Hospitals began sending some Covid patients home with pulse oximeters and data-logging apps to remotely monitor their oxygen levels. The approach has since spread to other areas of medicine and is increasingly being used to facilitate earlier discharges, as well as to prevent patients from being admitted in the first place.

Other remote monitoring equipment is also being developed, including at-home electrocardiograms to monitor heart activity, USB stethoscopes that enable doctors to listen remotely to patients’ hearts or abdominal noises, and even remote blood tests.

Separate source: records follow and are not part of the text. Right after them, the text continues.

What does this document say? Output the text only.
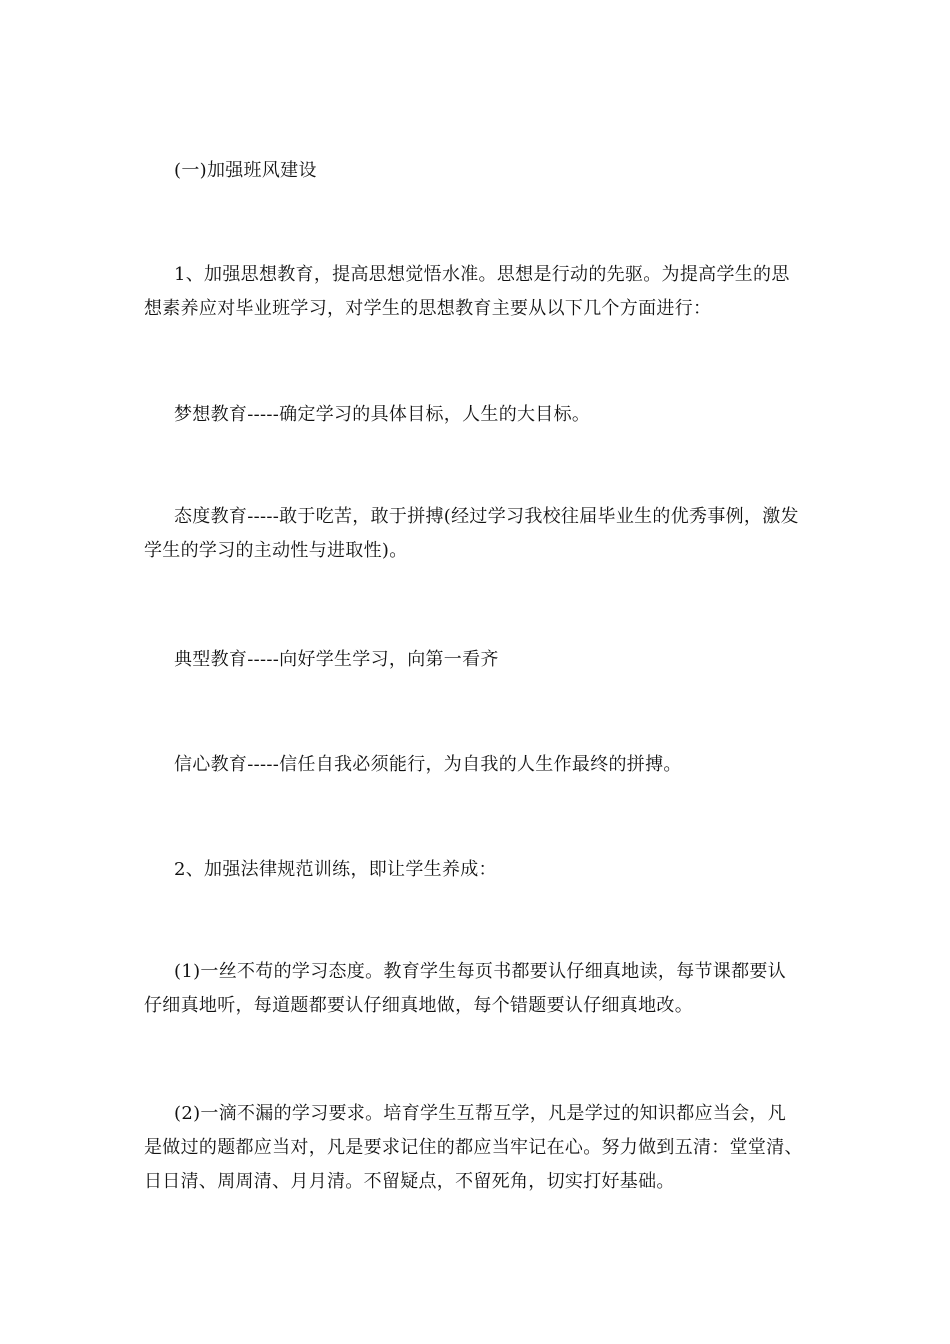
(一)加强班风建设

1、加强思想教育，提高思想觉悟水准。思想是行动的先驱。为提高学生的思想素养应对毕业班学习，对学生的思想教育主要从以下几个方面进行：

梦想教育-----确定学习的具体目标，人生的大目标。

态度教育-----敢于吃苦，敢于拼搏(经过学习我校往届毕业生的优秀事例，激发学生的学习的主动性与进取性)。

典型教育-----向好学生学习，向第一看齐

信心教育-----信任自我必须能行，为自我的人生作最终的拼搏。

2、加强法律规范训练，即让学生养成：

(1)一丝不苟的学习态度。教育学生每页书都要认仔细真地读，每节课都要认仔细真地听，每道题都要认仔细真地做，每个错题要认仔细真地改。

(2)一滴不漏的学习要求。培育学生互帮互学，凡是学过的知识都应当会，凡是做过的题都应当对，凡是要求记住的都应当牢记在心。努力做到五清：堂堂清、日日清、周周清、月月清。不留疑点，不留死角，切实打好基础。
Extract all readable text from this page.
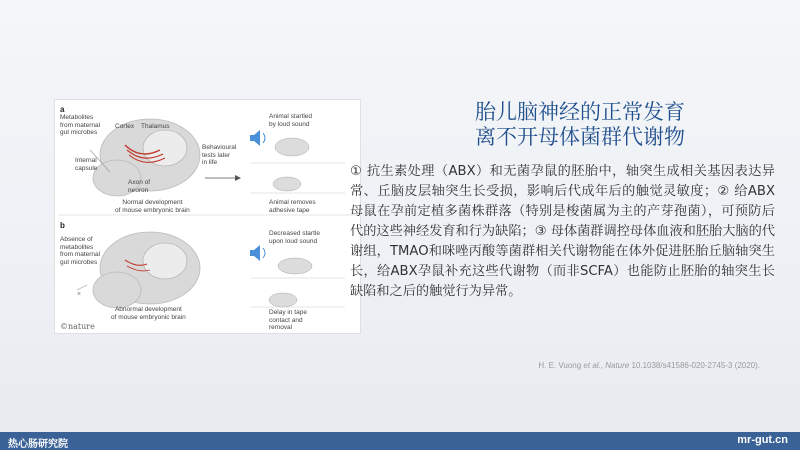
×
a
Metabolites
from maternal
gut microbes
Cortex Thalamus
Internal
capsule
Axon of
neuron
Normal development
of mouse embryonic brain
Behavioural
tests later
in life
Animal startled
by loud sound
Animal removes
adhesive tape
b
Absence of
metabolites
from maternal
gut microbes
Abnormal development
of mouse embryonic brain
Decreased startle
upon loud sound
Delay in tape
contact and
removal
©nature
胎儿脑神经的正常发育
离不开母体菌群代谢物
① 抗生素处理（ABX）和无菌孕鼠的胚胎中，轴突生成相关基因表达异常、丘脑皮层轴突生长受损，影响后代成年后的触觉灵敏度；② 给ABX母鼠在孕前定植多菌株群落（特别是梭菌属为主的产芽孢菌），可预防后代的这些神经发育和行为缺陷；③ 母体菌群调控母体血液和胚胎大脑的代谢组，TMAO和咪唑丙酸等菌群相关代谢物能在体外促进胚胎丘脑轴突生长，给ABX孕鼠补充这些代谢物（而非SCFA）也能防止胚胎的轴突生长缺陷和之后的触觉行为异常。
H. E. Vuong et al., Nature 10.1038/s41586-020-2745-3 (2020).
热心肠研究院	mr-gut.cn
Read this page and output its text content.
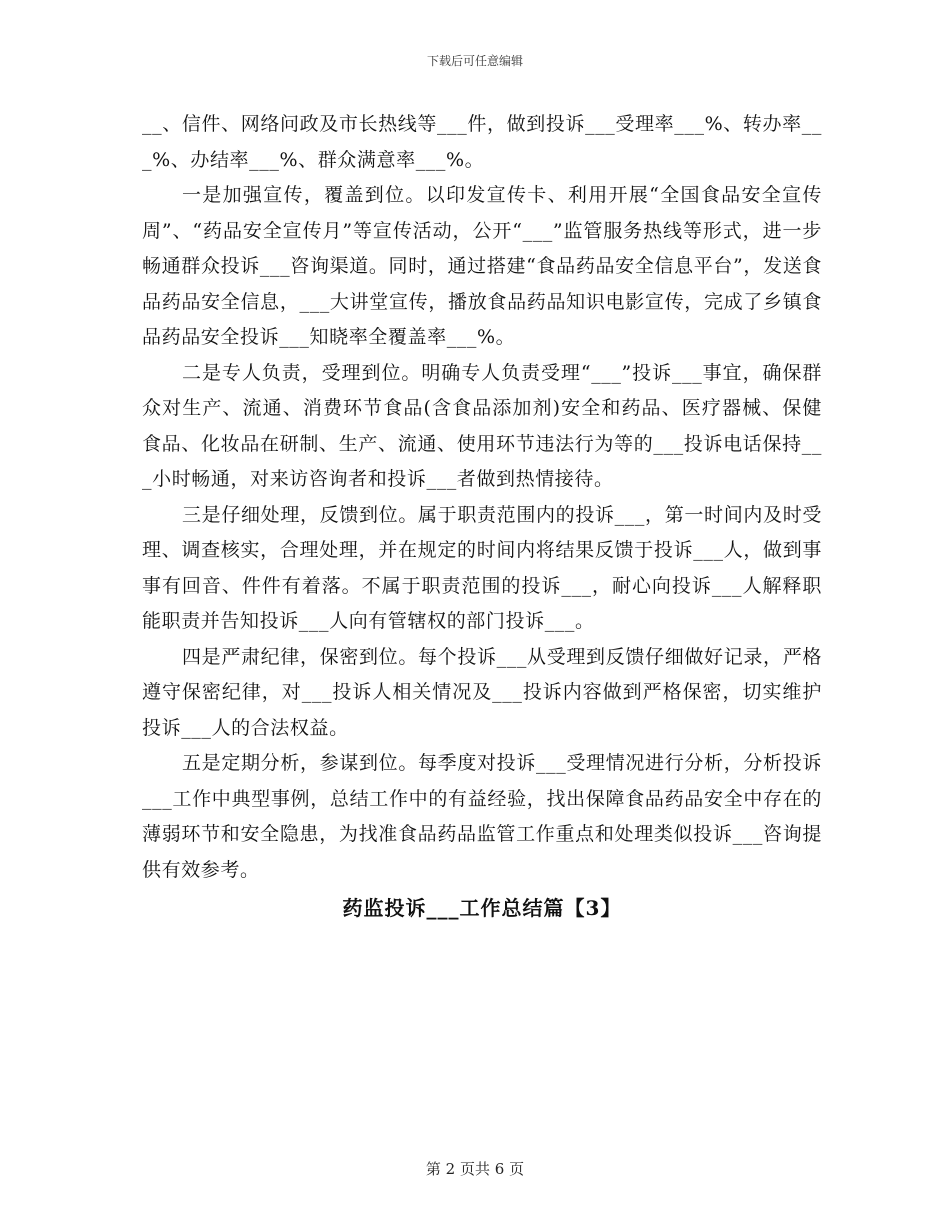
下载后可任意编辑

__、信件、网络问政及市长热线等___件，做到投诉___受理率___%、转办率___%、办结率___%、群众满意率___%。

一是加强宣传，覆盖到位。以印发宣传卡、利用开展“全国食品安全宣传周”、“药品安全宣传月”等宣传活动，公开“___”监管服务热线等形式，进一步畅通群众投诉___咨询渠道。同时，通过搭建“食品药品安全信息平台”，发送食品药品安全信息，___大讲堂宣传，播放食品药品知识电影宣传，完成了乡镇食品药品安全投诉___知晓率全覆盖率___%。

二是专人负责，受理到位。明确专人负责受理“___”投诉___事宜，确保群众对生产、流通、消费环节食品(含食品添加剂)安全和药品、医疗器械、保健食品、化妆品在研制、生产、流通、使用环节违法行为等的___投诉电话保持___小时畅通，对来访咨询者和投诉___者做到热情接待。

三是仔细处理，反馈到位。属于职责范围内的投诉___，第一时间内及时受理、调查核实，合理处理，并在规定的时间内将结果反馈于投诉___人，做到事事有回音、件件有着落。不属于职责范围的投诉___，耐心向投诉___人解释职能职责并告知投诉___人向有管辖权的部门投诉___。

四是严肃纪律，保密到位。每个投诉___从受理到反馈仔细做好记录，严格遵守保密纪律，对___投诉人相关情况及___投诉内容做到严格保密，切实维护投诉___人的合法权益。

五是定期分析，参谋到位。每季度对投诉___受理情况进行分析，分析投诉___工作中典型事例，总结工作中的有益经验，找出保障食品药品安全中存在的薄弱环节和安全隐患，为找准食品药品监管工作重点和处理类似投诉___咨询提供有效参考。

药监投诉___工作总结篇【3】

第 2 页共 6 页
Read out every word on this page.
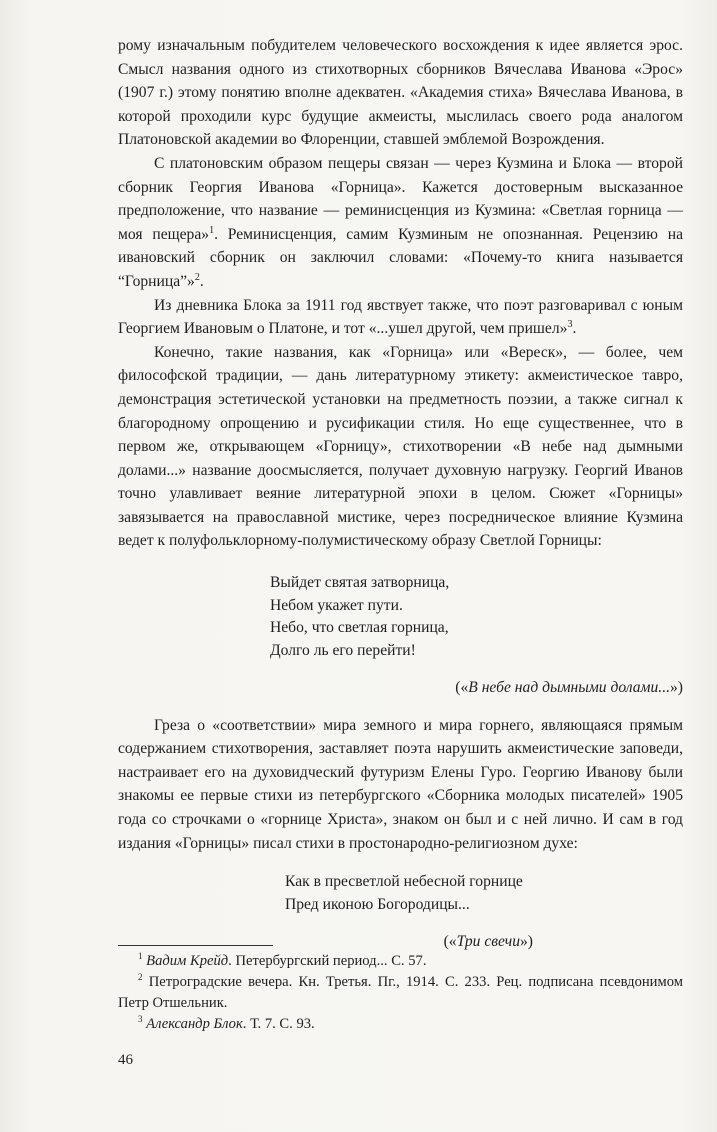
рому изначальным побудителем человеческого восхождения к идее является эрос. Смысл названия одного из стихотворных сборников Вячеслава Иванова «Эрос» (1907 г.) этому понятию вполне адекватен. «Академия стиха» Вячеслава Иванова, в которой проходили курс будущие акмеисты, мыслилась своего рода аналогом Платоновской академии во Флоренции, ставшей эмблемой Возрождения.

С платоновским образом пещеры связан — через Кузмина и Блока — второй сборник Георгия Иванова «Горница». Кажется достоверным высказанное предположение, что название — реминисценция из Кузмина: «Светлая горница — моя пещера»$^1$. Реминисценция, самим Кузминым не опознанная. Рецензию на ивановский сборник он заключил словами: «Почему-то книга называется “Горница”»$^2$.

Из дневника Блока за 1911 год явствует также, что поэт разговаривал с юным Георгием Ивановым о Платоне, и тот «...ушел другой, чем пришел»$^3$.

Конечно, такие названия, как «Горница» или «Вереск», — более, чем философской традиции, — дань литературному этикету: акмеистическое тавро, демонстрация эстетической установки на предметность поэзии, а также сигнал к благородному опрощению и русификации стиля. Но еще существеннее, что в первом же, открывающем «Горницу», стихотворении «В небе над дымными долами...» название доосмысляется, получает духовную нагрузку. Георгий Иванов точно улавливает веяние литературной эпохи в целом. Сюжет «Горницы» завязывается на православной мистике, через посредническое влияние Кузмина ведет к полуфольклорному-полумистическому образу Светлой Горницы:

Выйдет святая затворница,
Небом укажет пути.
Небо, что светлая горница,
Долго ль его перейти!
(«В небе над дымными долами...»)

Греза о «соответствии» мира земного и мира горнего, являющаяся прямым содержанием стихотворения, заставляет поэта нарушить акмеистические заповеди, настраивает его на духовидческий футуризм Елены Гуро. Георгию Иванову были знакомы ее первые стихи из петербургского «Сборника молодых писателей» 1905 года со строчками о «горнице Христа», знаком он был и с ней лично. И сам в год издания «Горницы» писал стихи в простонародно-религиозном духе:

Как в пресветлой небесной горнице
Пред иконою Богородицы...
(«Три свечи»)

$^1$ Вадим Крейд. Петербургский период... С. 57.

$^2$ Петроградские вечера. Кн. Третья. Пг., 1914. С. 233. Рец. подписана псевдонимом Петр Отшельник.

$^3$ Александр Блок. Т. 7. С. 93.

46
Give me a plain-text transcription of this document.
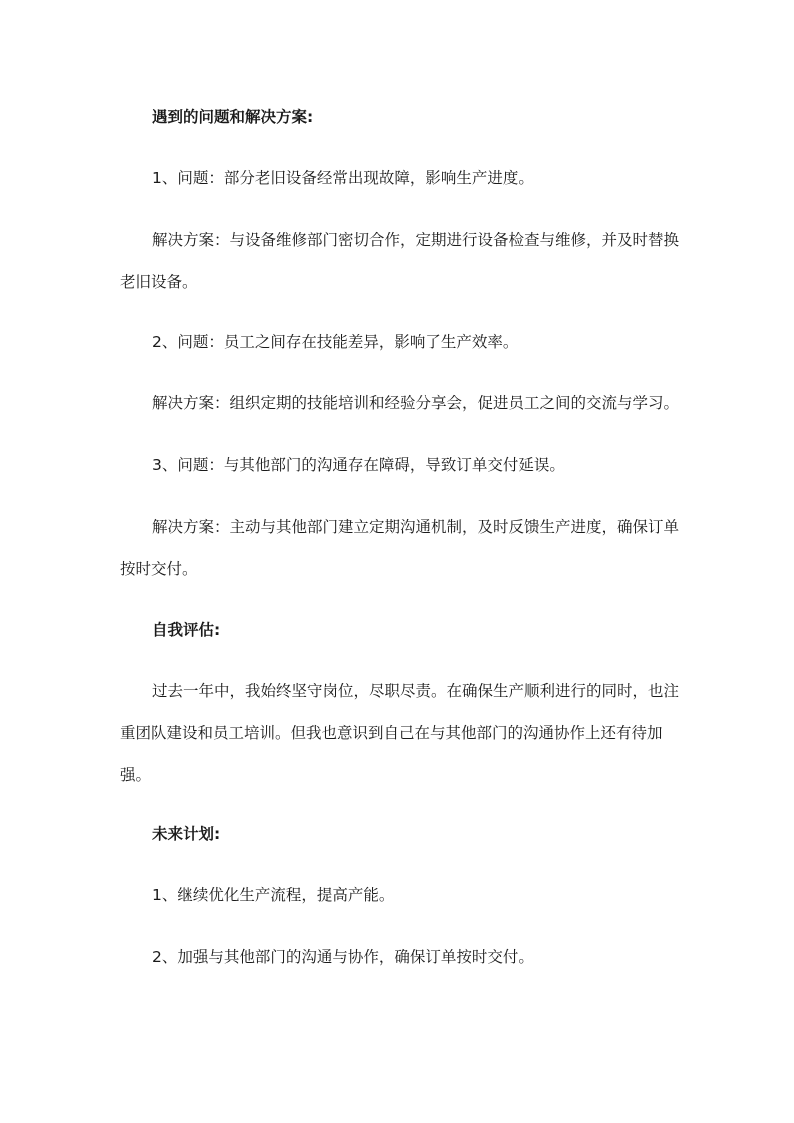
遇到的问题和解决方案:

1、问题：部分老旧设备经常出现故障，影响生产进度。

解决方案：与设备维修部门密切合作，定期进行设备检查与维修，并及时替换老旧设备。

2、问题：员工之间存在技能差异，影响了生产效率。

解决方案：组织定期的技能培训和经验分享会，促进员工之间的交流与学习。

3、问题：与其他部门的沟通存在障碍，导致订单交付延误。

解决方案：主动与其他部门建立定期沟通机制，及时反馈生产进度，确保订单按时交付。

自我评估:

过去一年中，我始终坚守岗位，尽职尽责。在确保生产顺利进行的同时，也注重团队建设和员工培训。但我也意识到自己在与其他部门的沟通协作上还有待加强。

未来计划:

1、继续优化生产流程，提高产能。

2、加强与其他部门的沟通与协作，确保订单按时交付。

Royal Devon NHS trust is currently caring for about 37 patients in virtual beds, with conditions ranging from pneumonia to bacterial skin infections and kidney disease. “Each and every one of those patients would ordinarily be in a [hospital] bed, which is a significant percentage of our beds for people who are acutely unwell,” said the trust’s chief medical officer, Dr Adrian Harris.

“I truly believe we’re standing at a bit of an inflection point within the NHS and that we will see more and more people being cared for virtually, through wearables and their integration with comprehensive electronic patient records, as well as a wider scope of patients who can be admitted into virtual wards.”

Royal Devon is not the only trust embracing the technology, but Devon’s large elderly population and predominantly rural setting have hastened its adoption because the pressure on hospital beds there is so intense and some patients must travel long distances to attend outpatient appointments.

Poppy Brooks, a heart failure specialist nurse, has a list of virtual ward patients, colour-coded according to the urgency with which they should be assessed and contacted.

With up to 30 patients on the ward at any one time, these daily assessments still take a specialist nurse several hours. But Brooks and her colleague Angie Tithecott believe that caring for certain heart failure patients in this way is more efficient.

Tithecott said: “Historically, patients would be reviewed in an outpatient setting every six weeks, to optimise medications that help them live longer and improve their quality of life.” Typically, this would have taken six to 12 months, assuming they didn’t deteriorate in the meantime, “but because of waiting times, which are growing because of increased demand, it has taken longer to get them into an optimal condition.”

As well as improving their health, remote monitoring is also helping to free up clinic time and reduce waiting lists. “It means that both models of care are improving,” Tithecott said.

Some experts are worried that the rush to switch to virtual beds is too rapid and could distract from more urgent issues within the NHS. Cooksley said: “The fundamental problem remains that demand has exceeded healthcare capacity in all settings for a significant period.”

Dr David Oliver, a consultant in geriatrics and acute general medicine at the Royal Berkshire NHS foundation trust, believes money being spent on expanding virtual ward provision might be better spent on existing community services to support the return home of patients who no longer need to be in hospital but have complex care needs.

A study published in BMJ Open last week, which assessed 318 virtual ward patients with a range of conditions at Wrightington, Wigan and Leigh teaching hospitals NHS trust, suggested that while their initial hospital stay was shorter, they also experienced higher rates of readmission, which ultimately led to additional costs.

None of this means virtual wards are necessarily a bad thing. “What the evidence says is that if you do it for the right people, it is as effective as being in a hospital bed, and people like it,” Oliver said. “It also reduces the risk of exposure to hospital complications and deconditioning, and there are very good staff working in them.

“However, there’s not really evidence at any kind of scale that they’re going to relieve the pressures on acute hospitals or are a magic bullet for the much wider system problems.”